Imagine having symptoms that could be leukemia, but you can't get to a specialist for the complex tests needed to confirm it. This is a reality for many people around the world. A team looked at whether an artificial intelligence (AI) tool could help by using just the results from standard blood tests to predict the type of leukemia a person might have. They tested it on a large, diverse group of over 6,200 patients from 20 different centers worldwide. The tool was very good at spotting certain types, like acute myeloid leukemia and a specific subtype called promyelocytic leukemia. But there was a big catch: to get that high accuracy, the tool had to refuse to make a prediction for the vast majority of patients—between 71% and 93% of the time. That's not very helpful for doctors. So, they refined the tool using a different method. This new version was less likely to refuse a prediction, excluding only about 12% of patients, and its accuracy for spotting acute myeloid leukemia in those uncertain cases improved. They also specifically retrained the tool to work better for children. The work shows that AI could one day be a useful support tool, helping more people get a faster, initial indication of their condition using tests they can already get.
What this means for you: An AI tool can predict leukemia types from basic lab work, but it needs to be more confident to help most patients.
View Original Abstract ↓
Despite advances for patients with acute leukemia health disparities limit access to diagnosis and treatment. Artificial Intelligence (AI) approaches may address some disparities. We retrospectively assemble a diverse, international cohort of 6206 leukemia patients from 20 centers to test an AI tool designed to support leukemia diagnosis using standard laboratory results. Executing the pretrained algorithm results in varying accuracy metrics.
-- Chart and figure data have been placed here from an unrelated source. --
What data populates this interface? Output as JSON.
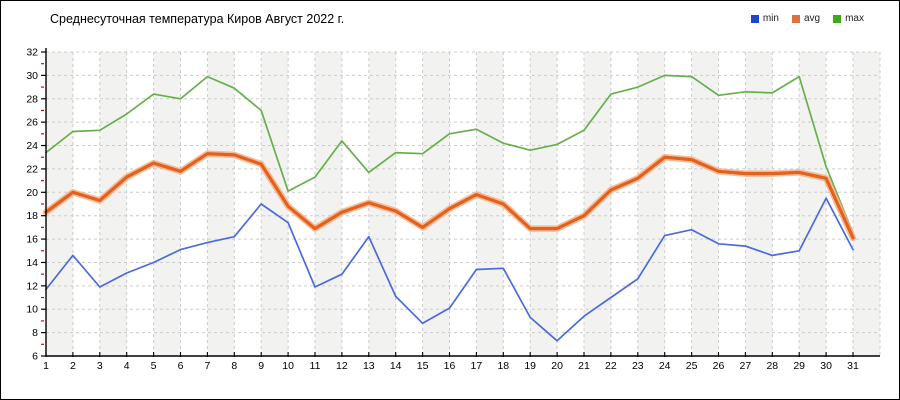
{
  "window": {
    "title": "Среднесуточная температура Киров  Август 2022 г."
  },
  "legend": {
    "position": "top-right",
    "items": [
      {
        "label": "min",
        "color": "#2342d9"
      },
      {
        "label": "avg",
        "color": "#e0703d"
      },
      {
        "label": "max",
        "color": "#3da81c"
      }
    ]
  },
  "chart_data": {
    "type": "line",
    "title": "Среднесуточная температура Киров  Август 2022 г.",
    "xlabel": "",
    "ylabel": "",
    "x": [
      1,
      2,
      3,
      4,
      5,
      6,
      7,
      8,
      9,
      10,
      11,
      12,
      13,
      14,
      15,
      16,
      17,
      18,
      19,
      20,
      21,
      22,
      23,
      24,
      25,
      26,
      27,
      28,
      29,
      30,
      31
    ],
    "x_tick_labels": [
      "1",
      "2",
      "3",
      "4",
      "5",
      "6",
      "7",
      "8",
      "9",
      "10",
      "11",
      "12",
      "13",
      "14",
      "15",
      "16",
      "17",
      "18",
      "19",
      "20",
      "21",
      "22",
      "23",
      "24",
      "25",
      "26",
      "27",
      "28",
      "29",
      "30",
      "31"
    ],
    "ylim": [
      6,
      32
    ],
    "y_ticks": [
      6,
      8,
      10,
      12,
      14,
      16,
      18,
      20,
      22,
      24,
      26,
      28,
      30,
      32
    ],
    "grid": true,
    "grid_style": "dashed",
    "background_stripes": true,
    "legend_position": "top-right",
    "series": [
      {
        "name": "min",
        "color": "#4a6bdb",
        "values": [
          11.7,
          14.6,
          11.9,
          13.1,
          14.0,
          15.1,
          15.7,
          16.2,
          19.0,
          17.4,
          11.9,
          13.0,
          16.2,
          11.1,
          8.8,
          10.1,
          13.4,
          13.5,
          9.3,
          7.3,
          9.4,
          11.0,
          12.6,
          16.3,
          16.8,
          15.6,
          15.4,
          14.6,
          15.0,
          19.5,
          15.1
        ]
      },
      {
        "name": "avg",
        "color": "#e2611c",
        "halo_color": "#f6b088",
        "values": [
          18.3,
          20.0,
          19.3,
          21.3,
          22.5,
          21.8,
          23.3,
          23.2,
          22.4,
          18.8,
          16.9,
          18.3,
          19.1,
          18.4,
          17.0,
          18.6,
          19.8,
          19.0,
          16.9,
          16.9,
          18.0,
          20.2,
          21.2,
          23.0,
          22.8,
          21.8,
          21.6,
          21.6,
          21.7,
          21.2,
          16.1
        ]
      },
      {
        "name": "max",
        "color": "#66b04b",
        "values": [
          23.4,
          25.2,
          25.3,
          26.7,
          28.4,
          28.0,
          29.9,
          28.9,
          27.0,
          20.1,
          21.3,
          24.4,
          21.7,
          23.4,
          23.3,
          25.0,
          25.4,
          24.2,
          23.6,
          24.1,
          25.3,
          28.4,
          29.0,
          30.0,
          29.9,
          28.3,
          28.6,
          28.5,
          29.9,
          22.2,
          16.5
        ]
      }
    ],
    "style": {
      "stripe_color": "#f2f2f0",
      "gridline_color": "#cccccc",
      "axis_color": "#000000",
      "minor_tick_color": "#dd0000"
    }
  }
}
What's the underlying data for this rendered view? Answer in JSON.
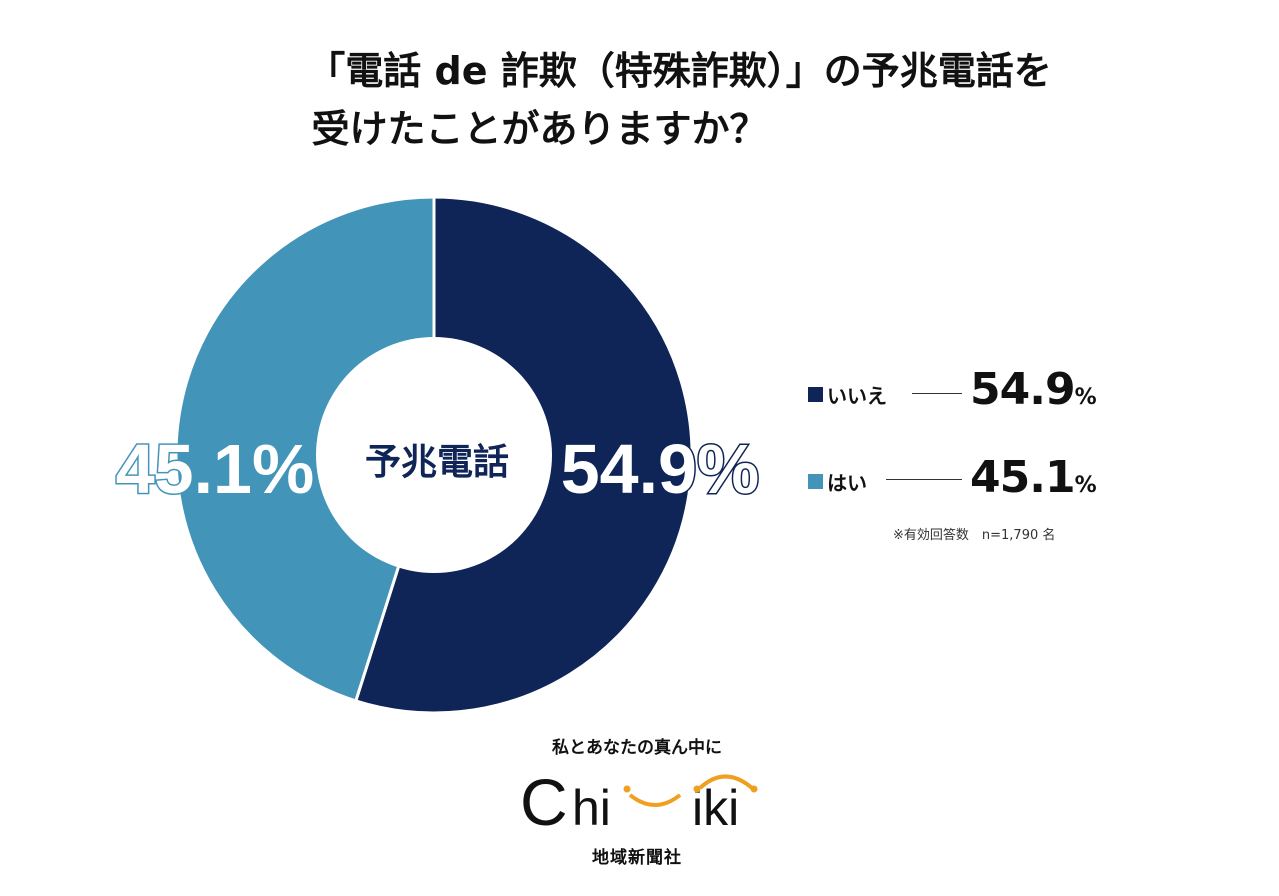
{
  "title_line1": "「電話 de 詐欺（特殊詐欺）」の予兆電話を",
  "title_line2": "受けたことがありますか？",
  "chart_data": {
    "type": "pie",
    "donut": true,
    "center_label": "予兆電話",
    "categories": [
      "いいえ",
      "はい"
    ],
    "values": [
      54.9,
      45.1
    ],
    "unit": "%",
    "colors": [
      "#0f2557",
      "#4394b9"
    ],
    "legend_placement": "right",
    "data_labels": [
      "54.9%",
      "45.1%"
    ]
  },
  "legend": [
    {
      "label": "いいえ",
      "value_main": "54.9",
      "value_unit": "%",
      "color": "#0f2557"
    },
    {
      "label": "はい",
      "value_main": "45.1",
      "value_unit": "%",
      "color": "#4394b9"
    }
  ],
  "note": "※有効回答数　n=1,790 名",
  "logo": {
    "tagline": "私とあなたの真ん中に",
    "wordmark": "Chiiki",
    "company": "地域新聞社",
    "accent": "#f0a020"
  }
}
With confidence cutoff predictions, 2000-fold bootstrapped area under the curve (AUROC) metrics are 0.94 for acute myeloid leukemia (AML), 0.98 for the promyelocytic subtype and 0.84 for acute lymphoblastic leukemia. However, this cutoff excludes 70.8-92.5% of patients from predictions. We improve accuracy and robustness, while maintaining generalizability via an ensemble of Isolation Forest and Local Outlier Factor increasing AUROC for AML from 0.72 to 0.84 (hold-out test set, patients below confidence threshold), while excluding only 12.1% of patients. Furthermore, we retrain the algorithm for pediatric patients.